11 March 2004 Edition
The decision by the SDLP to reject a Sinn Féin proposal for the parties to meet and discuss a strategy to deliver two nationalist seats in Europe in the Six-County EU election constituency is short-sighted.
Republicans and nationalists want a strong voice in the Europe to stand up for their rights and entitlements. As the lead party on the nationalist side, Sinn Féin, as in previous elections, held out the hand to the SDLP to explore all of the possibilities to strengthen further the nationalist and republican position.
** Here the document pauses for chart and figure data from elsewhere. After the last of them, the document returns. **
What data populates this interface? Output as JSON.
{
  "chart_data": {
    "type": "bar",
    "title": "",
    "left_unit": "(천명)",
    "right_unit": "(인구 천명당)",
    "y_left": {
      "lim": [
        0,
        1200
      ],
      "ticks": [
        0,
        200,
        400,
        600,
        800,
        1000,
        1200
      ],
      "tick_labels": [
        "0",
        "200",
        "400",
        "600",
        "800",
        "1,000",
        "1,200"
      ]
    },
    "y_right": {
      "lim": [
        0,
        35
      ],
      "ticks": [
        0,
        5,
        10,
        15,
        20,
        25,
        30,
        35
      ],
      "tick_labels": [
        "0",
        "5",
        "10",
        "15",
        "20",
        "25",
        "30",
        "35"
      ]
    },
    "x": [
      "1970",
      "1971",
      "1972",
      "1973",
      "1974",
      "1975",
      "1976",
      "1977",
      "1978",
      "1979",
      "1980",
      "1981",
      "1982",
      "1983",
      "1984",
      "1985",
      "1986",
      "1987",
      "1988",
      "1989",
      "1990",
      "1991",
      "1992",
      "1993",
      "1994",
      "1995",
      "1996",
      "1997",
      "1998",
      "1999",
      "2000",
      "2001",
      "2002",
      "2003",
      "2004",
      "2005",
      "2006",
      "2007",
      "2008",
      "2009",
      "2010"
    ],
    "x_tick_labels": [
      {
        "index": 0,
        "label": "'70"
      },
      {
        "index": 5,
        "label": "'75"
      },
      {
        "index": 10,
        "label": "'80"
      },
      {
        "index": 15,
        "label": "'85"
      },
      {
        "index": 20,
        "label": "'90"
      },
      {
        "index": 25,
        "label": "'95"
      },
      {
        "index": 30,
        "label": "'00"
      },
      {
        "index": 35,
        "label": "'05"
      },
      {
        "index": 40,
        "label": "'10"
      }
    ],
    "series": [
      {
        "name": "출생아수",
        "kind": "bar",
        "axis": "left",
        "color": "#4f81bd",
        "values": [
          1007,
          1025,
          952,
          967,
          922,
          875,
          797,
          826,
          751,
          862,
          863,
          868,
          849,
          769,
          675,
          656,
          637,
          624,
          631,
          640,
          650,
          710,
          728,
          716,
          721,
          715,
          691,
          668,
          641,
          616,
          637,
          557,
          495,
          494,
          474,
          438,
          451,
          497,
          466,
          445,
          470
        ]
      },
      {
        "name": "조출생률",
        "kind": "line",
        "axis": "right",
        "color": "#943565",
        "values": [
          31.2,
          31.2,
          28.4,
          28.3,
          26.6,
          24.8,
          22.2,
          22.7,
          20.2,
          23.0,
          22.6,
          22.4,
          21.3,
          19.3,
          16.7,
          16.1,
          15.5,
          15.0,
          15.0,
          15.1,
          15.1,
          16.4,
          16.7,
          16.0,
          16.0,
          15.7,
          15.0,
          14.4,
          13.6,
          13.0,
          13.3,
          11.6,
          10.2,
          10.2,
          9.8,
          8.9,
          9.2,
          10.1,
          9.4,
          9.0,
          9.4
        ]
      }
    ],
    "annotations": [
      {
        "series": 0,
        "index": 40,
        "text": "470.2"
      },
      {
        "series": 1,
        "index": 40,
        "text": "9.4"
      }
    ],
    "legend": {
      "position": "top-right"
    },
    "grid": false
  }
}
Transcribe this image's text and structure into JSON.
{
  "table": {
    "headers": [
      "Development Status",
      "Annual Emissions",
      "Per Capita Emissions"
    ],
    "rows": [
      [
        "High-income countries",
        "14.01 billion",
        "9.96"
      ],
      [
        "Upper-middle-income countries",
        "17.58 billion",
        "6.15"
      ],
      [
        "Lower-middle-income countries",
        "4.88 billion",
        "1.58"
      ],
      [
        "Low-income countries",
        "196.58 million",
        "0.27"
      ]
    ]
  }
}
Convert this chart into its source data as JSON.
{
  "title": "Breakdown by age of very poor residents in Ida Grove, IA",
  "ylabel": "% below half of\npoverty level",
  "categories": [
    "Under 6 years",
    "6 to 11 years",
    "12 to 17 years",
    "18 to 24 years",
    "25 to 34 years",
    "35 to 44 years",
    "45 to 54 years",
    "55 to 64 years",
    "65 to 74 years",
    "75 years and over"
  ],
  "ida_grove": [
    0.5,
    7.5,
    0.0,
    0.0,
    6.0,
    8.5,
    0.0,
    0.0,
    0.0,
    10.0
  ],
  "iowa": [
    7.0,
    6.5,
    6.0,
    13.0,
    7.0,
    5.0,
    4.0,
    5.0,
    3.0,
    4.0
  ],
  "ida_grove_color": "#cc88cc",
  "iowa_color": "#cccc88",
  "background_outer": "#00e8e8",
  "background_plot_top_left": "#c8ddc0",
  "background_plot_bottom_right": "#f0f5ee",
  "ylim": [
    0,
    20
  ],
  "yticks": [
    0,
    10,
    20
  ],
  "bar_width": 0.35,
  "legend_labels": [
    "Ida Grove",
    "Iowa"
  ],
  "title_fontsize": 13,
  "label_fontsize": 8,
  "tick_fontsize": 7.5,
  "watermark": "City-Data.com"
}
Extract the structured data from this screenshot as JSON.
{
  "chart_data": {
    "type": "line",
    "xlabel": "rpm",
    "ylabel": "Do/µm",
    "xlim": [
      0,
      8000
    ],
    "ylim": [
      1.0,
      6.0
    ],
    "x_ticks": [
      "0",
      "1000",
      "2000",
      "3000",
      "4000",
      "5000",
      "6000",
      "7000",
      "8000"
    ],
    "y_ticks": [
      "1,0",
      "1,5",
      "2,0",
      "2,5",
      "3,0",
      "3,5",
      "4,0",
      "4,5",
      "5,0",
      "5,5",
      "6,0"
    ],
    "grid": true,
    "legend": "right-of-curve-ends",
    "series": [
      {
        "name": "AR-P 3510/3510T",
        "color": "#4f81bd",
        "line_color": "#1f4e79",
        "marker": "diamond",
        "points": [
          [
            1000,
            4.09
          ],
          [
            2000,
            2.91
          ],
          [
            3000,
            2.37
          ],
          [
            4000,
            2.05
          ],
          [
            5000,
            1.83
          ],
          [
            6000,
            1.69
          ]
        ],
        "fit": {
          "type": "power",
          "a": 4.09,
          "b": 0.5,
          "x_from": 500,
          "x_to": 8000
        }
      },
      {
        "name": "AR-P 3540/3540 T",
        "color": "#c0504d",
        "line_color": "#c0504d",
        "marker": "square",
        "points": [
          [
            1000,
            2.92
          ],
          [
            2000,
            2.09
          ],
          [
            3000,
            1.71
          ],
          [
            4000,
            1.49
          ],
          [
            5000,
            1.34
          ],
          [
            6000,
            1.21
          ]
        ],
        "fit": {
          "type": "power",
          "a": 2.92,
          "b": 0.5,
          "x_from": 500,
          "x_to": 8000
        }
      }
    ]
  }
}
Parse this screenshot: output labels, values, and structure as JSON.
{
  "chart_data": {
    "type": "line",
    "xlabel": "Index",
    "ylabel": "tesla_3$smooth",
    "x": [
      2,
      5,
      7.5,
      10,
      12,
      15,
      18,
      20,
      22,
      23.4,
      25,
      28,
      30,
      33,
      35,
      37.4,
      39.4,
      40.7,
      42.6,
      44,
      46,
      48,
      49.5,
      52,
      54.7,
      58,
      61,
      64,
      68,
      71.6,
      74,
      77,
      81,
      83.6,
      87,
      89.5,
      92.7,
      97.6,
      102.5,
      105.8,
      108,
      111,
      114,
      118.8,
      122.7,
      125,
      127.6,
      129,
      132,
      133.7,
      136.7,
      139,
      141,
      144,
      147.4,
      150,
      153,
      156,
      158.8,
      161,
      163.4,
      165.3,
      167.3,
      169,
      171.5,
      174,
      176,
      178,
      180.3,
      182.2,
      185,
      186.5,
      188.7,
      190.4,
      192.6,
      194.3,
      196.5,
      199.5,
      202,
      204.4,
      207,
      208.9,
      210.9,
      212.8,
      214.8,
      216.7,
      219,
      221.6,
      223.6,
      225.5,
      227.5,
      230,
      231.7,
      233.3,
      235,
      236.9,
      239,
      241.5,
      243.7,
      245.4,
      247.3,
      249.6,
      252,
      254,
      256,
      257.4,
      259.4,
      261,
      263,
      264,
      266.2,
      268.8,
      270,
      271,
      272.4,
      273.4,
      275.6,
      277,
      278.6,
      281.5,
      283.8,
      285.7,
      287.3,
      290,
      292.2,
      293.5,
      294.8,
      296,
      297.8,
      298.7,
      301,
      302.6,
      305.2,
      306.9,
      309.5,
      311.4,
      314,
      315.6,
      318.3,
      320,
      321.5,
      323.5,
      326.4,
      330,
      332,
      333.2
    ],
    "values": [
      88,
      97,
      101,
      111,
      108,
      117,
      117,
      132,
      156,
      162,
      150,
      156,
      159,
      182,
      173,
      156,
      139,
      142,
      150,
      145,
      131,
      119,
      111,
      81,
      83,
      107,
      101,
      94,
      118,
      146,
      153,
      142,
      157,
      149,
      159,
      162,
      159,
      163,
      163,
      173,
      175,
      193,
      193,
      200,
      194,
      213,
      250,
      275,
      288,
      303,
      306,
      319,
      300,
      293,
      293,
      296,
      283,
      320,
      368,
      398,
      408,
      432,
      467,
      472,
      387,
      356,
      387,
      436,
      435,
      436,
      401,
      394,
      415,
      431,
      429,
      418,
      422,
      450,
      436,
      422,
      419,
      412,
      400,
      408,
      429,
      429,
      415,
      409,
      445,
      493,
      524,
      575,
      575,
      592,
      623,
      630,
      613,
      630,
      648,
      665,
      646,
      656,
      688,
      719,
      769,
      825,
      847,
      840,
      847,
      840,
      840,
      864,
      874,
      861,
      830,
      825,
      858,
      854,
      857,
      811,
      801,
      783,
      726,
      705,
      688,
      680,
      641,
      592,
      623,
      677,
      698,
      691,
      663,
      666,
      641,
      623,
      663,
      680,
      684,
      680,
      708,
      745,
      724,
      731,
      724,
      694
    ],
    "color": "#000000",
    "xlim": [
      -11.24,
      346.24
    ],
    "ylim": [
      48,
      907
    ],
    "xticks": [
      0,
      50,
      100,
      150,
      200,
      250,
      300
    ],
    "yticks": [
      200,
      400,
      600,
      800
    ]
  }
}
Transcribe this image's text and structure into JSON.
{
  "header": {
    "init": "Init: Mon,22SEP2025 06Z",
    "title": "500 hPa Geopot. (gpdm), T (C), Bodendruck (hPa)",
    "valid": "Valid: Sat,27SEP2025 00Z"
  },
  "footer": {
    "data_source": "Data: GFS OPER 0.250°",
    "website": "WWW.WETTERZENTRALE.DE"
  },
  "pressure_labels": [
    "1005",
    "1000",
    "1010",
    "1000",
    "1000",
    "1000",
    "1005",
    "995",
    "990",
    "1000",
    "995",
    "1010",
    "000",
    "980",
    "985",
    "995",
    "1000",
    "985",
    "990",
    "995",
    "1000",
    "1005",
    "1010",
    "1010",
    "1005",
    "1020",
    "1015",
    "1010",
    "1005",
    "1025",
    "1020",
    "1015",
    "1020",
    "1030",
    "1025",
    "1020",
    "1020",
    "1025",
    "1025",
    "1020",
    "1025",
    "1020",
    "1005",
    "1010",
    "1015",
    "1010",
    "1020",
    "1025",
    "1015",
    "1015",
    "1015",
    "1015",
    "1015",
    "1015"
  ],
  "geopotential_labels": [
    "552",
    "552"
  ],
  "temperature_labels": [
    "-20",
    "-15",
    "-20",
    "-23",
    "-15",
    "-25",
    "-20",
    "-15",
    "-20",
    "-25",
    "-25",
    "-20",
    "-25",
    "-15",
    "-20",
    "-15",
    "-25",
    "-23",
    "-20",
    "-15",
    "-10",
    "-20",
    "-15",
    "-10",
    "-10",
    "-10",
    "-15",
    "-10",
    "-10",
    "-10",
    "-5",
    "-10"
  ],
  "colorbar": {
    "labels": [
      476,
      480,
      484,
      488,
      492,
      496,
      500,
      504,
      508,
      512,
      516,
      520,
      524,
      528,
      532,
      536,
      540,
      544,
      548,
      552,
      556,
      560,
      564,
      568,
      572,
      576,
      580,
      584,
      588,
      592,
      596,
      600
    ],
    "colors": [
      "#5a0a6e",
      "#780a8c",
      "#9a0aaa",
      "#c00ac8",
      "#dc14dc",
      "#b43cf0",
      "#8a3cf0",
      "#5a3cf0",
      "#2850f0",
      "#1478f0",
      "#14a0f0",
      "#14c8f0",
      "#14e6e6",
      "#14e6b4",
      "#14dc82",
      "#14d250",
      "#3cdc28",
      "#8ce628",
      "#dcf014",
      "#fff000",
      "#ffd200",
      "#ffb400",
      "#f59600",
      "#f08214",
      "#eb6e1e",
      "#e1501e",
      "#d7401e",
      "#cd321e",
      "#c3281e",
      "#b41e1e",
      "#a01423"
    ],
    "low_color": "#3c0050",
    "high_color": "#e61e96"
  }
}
National EU Director of Elections Pat Doherty suggested a meeting to explore the possibility of developing a strategy to elect both Bairbre de Brún and the SDLP's candidate, Martin Morgan. He said he believed this would be achievable through maximising the nationalist vote and through disciplined vote management.
The speedy rejection of this approach by SDLP Deputy Leader Alasdair McDonnell was disappointing and the vast majority of nationalists will share this disappointment.
In putting narrow party interest before the interests of their community, the SDLP have again demonstrated their lack of leadership credentials.
Censorship on the streets
Dublin City Council's attempt to suppress political protest by banning posters from Dublin's streets is a disgrace.
They want to suppress political protest and discussion by banning the display of posters, including those advertising political meetings and protests.
This is designed to suppress non-establishment political movements and is unnecessary in light of the existing provisions requiring such posters to be removed no later than seven days after the event they are advertising.
Along with an attempt to remove homeless people sleeping rough from the city centre streets, this latest move represents a scandalous effort to 'sanitise' the capital city so as not to offend the sensibilities of the corporate sector and visiting heads of state during the Irish Presidency of the European Union.